A drop in real house prices could help maintain a "critical wealth illusion" among Britons, a chief economist has stated.
James Sproule, chief economist for Handelsbanken, said it was important for the eventual economic recovery that consumers had a feeling of wealth, rather than worrying excessively over the cost of living.
Speaking as data came out showing a languishing GDP growth rate for the UK, coupled with warnings from high street retailers and consumer goods companies that prices would rise even further in 2022, Sproule pointed to movements in the housing market as an indicator of how financially healthy Britons might feel.
He said: "The Nationwide House price index for June was up by 0.3 per cent month on month, against a consensus of 0.5 per cent.
"Our expectation remains that house prices will be flat through the end of the year and see a small dip in early 2023.
"This is being driven by overall rental yields responding to the broader rises in gilt yields, as well as the very depressed levels of consumer confidence putting people off moving home."
But despite a slight fall in house prices, he said this could help counteract the effect of the dip, leading to consumers feeling more confident.
Sproule explained: "There remains a chance that any decline in overall house prices (we continue to expect particular narrow categories of housing to do better than the average) will be masked by inflation.

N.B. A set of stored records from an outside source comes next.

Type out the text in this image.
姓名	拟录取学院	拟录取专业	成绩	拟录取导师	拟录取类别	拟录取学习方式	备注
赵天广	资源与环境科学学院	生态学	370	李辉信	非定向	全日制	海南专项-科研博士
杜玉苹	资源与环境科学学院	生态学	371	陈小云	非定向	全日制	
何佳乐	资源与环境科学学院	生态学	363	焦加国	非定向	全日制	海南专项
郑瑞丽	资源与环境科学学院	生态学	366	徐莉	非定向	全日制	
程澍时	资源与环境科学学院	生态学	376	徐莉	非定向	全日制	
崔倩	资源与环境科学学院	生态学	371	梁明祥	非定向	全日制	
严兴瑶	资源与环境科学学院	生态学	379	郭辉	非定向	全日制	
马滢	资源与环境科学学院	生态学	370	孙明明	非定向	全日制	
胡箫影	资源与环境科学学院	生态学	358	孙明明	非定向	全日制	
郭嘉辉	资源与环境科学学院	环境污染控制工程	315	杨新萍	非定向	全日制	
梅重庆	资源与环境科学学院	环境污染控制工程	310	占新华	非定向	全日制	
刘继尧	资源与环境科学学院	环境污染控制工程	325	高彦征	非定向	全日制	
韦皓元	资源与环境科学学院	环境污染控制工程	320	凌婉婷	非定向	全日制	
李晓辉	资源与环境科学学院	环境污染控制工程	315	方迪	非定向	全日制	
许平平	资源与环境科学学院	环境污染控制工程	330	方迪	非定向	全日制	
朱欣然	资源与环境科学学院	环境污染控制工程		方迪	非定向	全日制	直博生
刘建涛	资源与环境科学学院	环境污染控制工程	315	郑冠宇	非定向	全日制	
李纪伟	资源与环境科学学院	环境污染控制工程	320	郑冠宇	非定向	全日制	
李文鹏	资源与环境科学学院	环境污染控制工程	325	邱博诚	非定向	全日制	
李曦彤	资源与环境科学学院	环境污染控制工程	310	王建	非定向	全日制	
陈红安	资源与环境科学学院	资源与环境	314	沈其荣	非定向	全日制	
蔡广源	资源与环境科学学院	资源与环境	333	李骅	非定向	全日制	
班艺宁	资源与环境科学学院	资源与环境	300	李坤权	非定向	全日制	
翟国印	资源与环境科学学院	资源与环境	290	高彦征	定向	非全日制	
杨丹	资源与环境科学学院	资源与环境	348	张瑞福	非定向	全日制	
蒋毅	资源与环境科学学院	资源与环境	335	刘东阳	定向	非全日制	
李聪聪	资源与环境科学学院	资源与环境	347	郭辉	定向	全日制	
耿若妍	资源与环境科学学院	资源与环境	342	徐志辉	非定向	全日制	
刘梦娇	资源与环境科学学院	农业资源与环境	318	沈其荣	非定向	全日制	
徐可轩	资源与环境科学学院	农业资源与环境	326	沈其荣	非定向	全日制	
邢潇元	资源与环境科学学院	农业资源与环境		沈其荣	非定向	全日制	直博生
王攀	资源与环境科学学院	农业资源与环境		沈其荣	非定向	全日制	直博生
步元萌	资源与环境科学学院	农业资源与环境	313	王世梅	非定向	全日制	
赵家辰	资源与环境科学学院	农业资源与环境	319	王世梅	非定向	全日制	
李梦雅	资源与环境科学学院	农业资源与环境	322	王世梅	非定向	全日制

"In other words, nominal house prices will languish, while real house prices fall. This could be critical in maintaining a wealth illusion in consumers' eyes and such an illusion could be important to the eventual economic recovery.”
He also said more tax incentives could be on the cards to boost corporate investment, as companies have also reined in their own investment.
According to the figures, business investment in Q1 is now 9.1 per cent below where it was before Covid-19. This is why he believes the chancellor might bring in more tax incentives in the Budget later this year.
Sproule added: "We are expecting the chancellor to consider ways to incentivise business investment in the next Budget (due in the autumn).
"Whether this is through extending his 130 per cent capital allowance (due to expire at the end of March 2023) or some new scheme, remains a question; undoubtedly options are still being considered.
"Nevertheless, we are expecting private sector investment, which has never fully recovered from the pandemic, to see a boost in coming years, although clearly this investment is going to wait until the broader picture of what is happening to the economy becomes a good deal clearer, so post 2022."